Je n’ai pas employé de propos non parlementaires dans mon discours ou lorsque j’ai pris la parole pour invoquer le Règlement. Au fil des ans, j’ai pris de soin de respecter les règles de la Chambre des communes, du Sénat et des autres assemblées issues de la tradition parlementaire de Westminster, et je n’ai pas employé un seul mot que la présidence pourrait qualifier de non parlementaire. Je faisais allusion au code d’éthique, que tous les parlementaires sont tenus de respecter. J’ai fait allusion au Code criminel, aux lois de ce pays, et nous nous attendons à ce que les lois soient appliquées, peu importe l’identité des personnes concernées.

Notre privilège parlementaire nous confère le droit de nous exprimer librement. C’est ce qu’on appelle la liberté d’expression. Je n’ai jamais, en aucun cas, employé des propos qui auraient été considérés comme étant offensants par quelque Président que ce soit dans l’histoire du Sénat. Personne n’enlèvera à un parlementaire son droit d’interpeller sur la scène publique les membres de l’exécutif qui, selon lui, ont enfreint le code d’éthique. C’est ce que le premier ministre a fait à trois reprises — cela a été confirmé — et il fait toujours l’objet d’une enquête par le commissaire à l’éthique. À ce sujet, je crois comprendre que la GRC a déclaré il y a quelques semaines qu’elle menait une enquête sur le scandale de l’organisme UNIS.

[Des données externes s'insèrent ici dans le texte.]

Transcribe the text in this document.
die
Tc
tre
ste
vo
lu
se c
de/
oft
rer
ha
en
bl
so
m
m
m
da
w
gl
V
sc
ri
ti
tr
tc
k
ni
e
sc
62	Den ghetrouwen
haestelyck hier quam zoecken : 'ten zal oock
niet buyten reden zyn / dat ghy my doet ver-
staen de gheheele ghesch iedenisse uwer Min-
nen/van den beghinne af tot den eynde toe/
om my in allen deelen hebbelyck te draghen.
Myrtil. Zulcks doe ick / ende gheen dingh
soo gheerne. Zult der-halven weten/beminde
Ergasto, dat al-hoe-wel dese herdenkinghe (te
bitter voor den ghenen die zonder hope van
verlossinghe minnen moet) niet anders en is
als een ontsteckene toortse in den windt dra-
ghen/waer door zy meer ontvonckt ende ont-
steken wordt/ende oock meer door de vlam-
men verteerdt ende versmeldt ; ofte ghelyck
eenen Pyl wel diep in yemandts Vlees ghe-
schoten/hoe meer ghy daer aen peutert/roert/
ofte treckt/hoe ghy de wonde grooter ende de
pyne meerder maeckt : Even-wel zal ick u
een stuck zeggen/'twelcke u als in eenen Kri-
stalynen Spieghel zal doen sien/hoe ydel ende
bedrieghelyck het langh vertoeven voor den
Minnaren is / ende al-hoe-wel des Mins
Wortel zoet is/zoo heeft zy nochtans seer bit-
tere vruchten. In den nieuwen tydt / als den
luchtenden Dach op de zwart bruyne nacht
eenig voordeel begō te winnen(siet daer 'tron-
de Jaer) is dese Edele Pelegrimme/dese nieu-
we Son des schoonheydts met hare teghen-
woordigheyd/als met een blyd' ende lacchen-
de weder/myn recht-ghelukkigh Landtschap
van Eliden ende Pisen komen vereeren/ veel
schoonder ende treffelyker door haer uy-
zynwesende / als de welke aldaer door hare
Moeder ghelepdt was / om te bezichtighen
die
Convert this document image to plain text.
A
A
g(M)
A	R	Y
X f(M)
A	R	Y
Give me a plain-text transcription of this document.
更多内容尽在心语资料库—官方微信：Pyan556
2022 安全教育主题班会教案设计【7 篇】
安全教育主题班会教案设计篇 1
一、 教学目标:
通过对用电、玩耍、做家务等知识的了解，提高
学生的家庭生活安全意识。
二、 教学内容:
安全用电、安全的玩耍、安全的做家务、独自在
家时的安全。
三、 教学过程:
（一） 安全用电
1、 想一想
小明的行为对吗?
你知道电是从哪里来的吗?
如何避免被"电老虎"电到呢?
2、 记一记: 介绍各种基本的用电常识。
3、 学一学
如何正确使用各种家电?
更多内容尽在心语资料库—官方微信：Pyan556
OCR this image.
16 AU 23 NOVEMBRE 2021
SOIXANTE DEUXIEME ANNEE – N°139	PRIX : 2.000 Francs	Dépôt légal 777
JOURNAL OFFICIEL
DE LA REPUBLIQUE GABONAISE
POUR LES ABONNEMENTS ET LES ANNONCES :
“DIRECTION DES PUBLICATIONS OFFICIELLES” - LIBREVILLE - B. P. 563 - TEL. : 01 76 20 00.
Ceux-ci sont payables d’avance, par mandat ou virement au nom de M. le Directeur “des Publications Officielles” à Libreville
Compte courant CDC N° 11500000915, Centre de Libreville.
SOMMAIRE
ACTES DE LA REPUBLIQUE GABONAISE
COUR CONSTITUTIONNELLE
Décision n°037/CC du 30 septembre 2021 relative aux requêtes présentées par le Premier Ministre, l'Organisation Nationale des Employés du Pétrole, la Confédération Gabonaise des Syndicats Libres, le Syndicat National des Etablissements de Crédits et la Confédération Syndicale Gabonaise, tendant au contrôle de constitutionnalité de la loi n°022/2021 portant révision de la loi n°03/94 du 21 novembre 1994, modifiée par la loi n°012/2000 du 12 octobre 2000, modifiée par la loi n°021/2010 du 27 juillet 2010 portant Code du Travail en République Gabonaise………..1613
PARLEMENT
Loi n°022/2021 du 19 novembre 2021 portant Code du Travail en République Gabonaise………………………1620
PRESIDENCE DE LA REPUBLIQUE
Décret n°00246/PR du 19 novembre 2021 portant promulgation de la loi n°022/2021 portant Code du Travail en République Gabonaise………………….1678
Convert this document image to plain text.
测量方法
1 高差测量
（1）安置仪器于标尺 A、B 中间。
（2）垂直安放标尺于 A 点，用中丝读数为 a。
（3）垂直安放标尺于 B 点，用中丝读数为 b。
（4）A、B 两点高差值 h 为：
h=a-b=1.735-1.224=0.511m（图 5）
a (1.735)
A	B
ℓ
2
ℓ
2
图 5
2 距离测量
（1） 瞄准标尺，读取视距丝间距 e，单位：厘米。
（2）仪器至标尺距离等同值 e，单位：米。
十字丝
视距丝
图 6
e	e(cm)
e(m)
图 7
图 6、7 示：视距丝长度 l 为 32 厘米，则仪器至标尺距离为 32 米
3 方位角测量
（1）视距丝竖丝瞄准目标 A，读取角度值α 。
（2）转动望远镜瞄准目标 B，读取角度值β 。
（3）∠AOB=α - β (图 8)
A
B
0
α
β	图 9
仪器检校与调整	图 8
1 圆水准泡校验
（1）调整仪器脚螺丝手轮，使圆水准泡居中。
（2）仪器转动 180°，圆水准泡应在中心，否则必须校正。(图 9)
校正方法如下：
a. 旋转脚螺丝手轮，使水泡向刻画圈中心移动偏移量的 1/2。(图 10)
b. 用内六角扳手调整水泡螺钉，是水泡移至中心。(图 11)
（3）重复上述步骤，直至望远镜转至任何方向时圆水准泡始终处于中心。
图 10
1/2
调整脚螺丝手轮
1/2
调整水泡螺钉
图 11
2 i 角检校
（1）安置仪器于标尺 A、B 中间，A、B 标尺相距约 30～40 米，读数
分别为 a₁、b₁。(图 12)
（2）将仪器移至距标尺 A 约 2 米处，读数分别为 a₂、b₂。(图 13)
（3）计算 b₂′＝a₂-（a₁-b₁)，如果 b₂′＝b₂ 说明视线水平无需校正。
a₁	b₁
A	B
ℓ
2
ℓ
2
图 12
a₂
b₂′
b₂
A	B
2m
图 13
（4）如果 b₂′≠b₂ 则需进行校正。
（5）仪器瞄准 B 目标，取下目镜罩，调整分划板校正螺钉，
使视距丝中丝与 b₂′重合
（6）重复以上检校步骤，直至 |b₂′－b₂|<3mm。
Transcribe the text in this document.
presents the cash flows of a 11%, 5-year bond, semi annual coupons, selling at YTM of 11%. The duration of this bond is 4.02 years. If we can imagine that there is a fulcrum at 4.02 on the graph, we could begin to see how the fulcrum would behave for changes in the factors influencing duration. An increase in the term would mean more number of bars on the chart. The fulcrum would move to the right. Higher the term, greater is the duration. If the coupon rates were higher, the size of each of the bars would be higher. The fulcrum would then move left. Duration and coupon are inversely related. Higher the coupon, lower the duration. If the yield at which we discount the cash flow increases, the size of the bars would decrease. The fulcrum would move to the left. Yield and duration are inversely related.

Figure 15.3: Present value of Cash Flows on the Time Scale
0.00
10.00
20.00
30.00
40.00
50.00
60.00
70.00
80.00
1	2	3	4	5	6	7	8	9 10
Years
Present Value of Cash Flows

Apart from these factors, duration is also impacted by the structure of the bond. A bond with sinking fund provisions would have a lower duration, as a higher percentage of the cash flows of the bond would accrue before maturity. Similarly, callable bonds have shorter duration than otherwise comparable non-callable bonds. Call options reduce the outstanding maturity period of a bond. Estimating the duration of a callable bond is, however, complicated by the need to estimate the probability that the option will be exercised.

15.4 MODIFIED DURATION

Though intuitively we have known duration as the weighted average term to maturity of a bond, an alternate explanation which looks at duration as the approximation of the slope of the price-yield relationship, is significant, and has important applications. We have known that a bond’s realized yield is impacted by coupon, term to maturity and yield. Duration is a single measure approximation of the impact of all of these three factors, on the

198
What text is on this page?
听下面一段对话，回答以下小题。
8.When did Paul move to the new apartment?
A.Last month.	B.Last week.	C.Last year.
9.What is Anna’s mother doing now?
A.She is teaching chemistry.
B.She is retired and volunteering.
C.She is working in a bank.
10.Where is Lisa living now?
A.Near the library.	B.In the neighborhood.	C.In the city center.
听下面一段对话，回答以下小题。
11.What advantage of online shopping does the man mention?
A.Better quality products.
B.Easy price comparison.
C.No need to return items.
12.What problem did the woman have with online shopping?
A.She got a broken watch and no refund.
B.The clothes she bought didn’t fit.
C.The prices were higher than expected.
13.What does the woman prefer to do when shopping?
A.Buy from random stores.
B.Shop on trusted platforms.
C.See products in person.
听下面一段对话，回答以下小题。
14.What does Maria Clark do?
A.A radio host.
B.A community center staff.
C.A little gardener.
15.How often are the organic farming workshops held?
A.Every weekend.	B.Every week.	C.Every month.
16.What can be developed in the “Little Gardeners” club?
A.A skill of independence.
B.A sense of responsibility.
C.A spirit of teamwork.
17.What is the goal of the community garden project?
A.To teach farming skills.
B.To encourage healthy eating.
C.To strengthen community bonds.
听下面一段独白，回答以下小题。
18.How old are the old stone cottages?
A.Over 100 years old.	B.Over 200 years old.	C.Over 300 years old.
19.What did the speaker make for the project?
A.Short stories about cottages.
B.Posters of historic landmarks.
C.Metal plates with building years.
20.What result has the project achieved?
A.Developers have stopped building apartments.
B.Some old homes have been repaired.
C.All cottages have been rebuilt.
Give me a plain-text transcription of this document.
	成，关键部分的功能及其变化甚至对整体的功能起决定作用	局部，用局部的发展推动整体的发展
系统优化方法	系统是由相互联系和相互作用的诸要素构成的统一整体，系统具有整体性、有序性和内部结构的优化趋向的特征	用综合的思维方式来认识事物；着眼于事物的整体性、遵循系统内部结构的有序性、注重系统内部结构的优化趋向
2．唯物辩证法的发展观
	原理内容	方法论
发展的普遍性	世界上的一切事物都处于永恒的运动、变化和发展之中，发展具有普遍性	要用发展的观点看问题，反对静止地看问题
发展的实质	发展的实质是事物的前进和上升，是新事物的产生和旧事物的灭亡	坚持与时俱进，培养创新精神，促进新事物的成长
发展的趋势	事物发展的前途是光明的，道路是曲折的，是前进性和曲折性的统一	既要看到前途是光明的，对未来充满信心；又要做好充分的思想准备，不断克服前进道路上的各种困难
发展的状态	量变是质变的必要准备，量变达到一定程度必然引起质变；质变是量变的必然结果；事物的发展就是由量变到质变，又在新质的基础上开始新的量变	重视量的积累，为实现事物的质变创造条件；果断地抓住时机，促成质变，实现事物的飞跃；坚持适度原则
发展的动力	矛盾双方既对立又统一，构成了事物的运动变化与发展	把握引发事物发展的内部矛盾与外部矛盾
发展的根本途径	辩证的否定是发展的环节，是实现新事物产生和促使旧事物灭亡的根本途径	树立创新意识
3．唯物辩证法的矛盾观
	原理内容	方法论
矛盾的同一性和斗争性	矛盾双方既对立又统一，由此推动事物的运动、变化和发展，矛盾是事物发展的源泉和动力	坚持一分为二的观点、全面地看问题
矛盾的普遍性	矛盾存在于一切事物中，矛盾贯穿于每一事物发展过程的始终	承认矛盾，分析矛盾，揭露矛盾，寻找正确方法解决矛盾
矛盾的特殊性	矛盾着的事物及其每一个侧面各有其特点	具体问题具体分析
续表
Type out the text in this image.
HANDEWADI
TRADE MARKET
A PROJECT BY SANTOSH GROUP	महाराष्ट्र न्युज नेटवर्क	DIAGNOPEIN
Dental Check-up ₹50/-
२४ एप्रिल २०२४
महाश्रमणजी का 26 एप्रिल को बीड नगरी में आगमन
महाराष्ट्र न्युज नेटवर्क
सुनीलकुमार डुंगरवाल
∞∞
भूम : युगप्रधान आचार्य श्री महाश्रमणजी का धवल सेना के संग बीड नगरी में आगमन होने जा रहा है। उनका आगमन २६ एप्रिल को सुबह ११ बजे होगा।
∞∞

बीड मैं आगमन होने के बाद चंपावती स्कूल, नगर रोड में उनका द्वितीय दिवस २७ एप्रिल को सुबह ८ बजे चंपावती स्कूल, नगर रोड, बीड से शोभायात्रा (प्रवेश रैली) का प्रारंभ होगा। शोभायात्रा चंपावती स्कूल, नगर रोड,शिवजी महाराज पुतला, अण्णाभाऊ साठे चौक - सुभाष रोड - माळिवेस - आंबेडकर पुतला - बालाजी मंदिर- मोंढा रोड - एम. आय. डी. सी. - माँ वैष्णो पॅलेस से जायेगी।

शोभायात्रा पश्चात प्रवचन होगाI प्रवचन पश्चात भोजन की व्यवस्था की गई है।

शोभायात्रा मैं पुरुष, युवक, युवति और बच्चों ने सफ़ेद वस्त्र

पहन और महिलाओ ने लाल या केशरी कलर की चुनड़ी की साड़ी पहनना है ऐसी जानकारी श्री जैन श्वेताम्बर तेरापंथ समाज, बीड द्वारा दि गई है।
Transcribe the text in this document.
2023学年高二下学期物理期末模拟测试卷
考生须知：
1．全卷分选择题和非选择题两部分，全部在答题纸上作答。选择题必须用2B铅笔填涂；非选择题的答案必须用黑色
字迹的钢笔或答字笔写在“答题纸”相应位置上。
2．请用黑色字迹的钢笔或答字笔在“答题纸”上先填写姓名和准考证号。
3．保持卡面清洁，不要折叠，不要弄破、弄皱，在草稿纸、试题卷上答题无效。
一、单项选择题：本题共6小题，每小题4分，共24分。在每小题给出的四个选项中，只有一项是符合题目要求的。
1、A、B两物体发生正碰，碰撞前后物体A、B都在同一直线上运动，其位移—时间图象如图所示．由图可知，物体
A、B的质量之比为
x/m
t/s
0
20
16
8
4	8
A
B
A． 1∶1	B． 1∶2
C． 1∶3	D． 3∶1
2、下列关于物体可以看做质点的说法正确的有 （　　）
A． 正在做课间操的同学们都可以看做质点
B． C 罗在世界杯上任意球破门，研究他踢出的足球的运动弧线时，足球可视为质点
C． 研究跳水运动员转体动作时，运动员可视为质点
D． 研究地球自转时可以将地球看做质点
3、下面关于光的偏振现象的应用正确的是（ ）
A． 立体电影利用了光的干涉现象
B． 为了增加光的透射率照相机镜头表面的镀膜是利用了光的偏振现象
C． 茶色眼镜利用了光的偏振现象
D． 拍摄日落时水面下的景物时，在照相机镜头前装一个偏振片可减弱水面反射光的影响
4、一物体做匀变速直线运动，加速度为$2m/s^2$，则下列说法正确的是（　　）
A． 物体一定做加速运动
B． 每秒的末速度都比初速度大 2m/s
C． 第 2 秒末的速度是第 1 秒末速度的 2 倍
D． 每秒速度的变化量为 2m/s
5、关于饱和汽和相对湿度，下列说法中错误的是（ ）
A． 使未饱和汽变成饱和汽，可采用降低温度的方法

Au bout du compte, les parlementaires ont le droit de s’assurer que le Code criminel et leur code d’éthique sont respectés. Nous avons le droit de nous exprimer librement. Certains parlementaires ayant peut-être des intérêts politiques invoquent le Règlement pour défendre un membre de l’exécutif qu’ils veulent protéger contre toute critique, en prétextant que les questions que je pose et les termes que j’utilise sont trop directs. Or, c’est mon droit, et personne n’a le droit de m’en priver. J’ai simplement répondu à la sénatrice Lankin, et j’ai aussi fait ces accusations sur la scène publique. Je n’ai pas agi comme un lâche. Mon privilège parlementaire me confère manifestement ce droit. Merci, honorables sénateurs.

Son Honneur le Président [ + ]

Je remercie tous les sénateurs ayant participé à ce débat. Je prendrai la question en délibéré.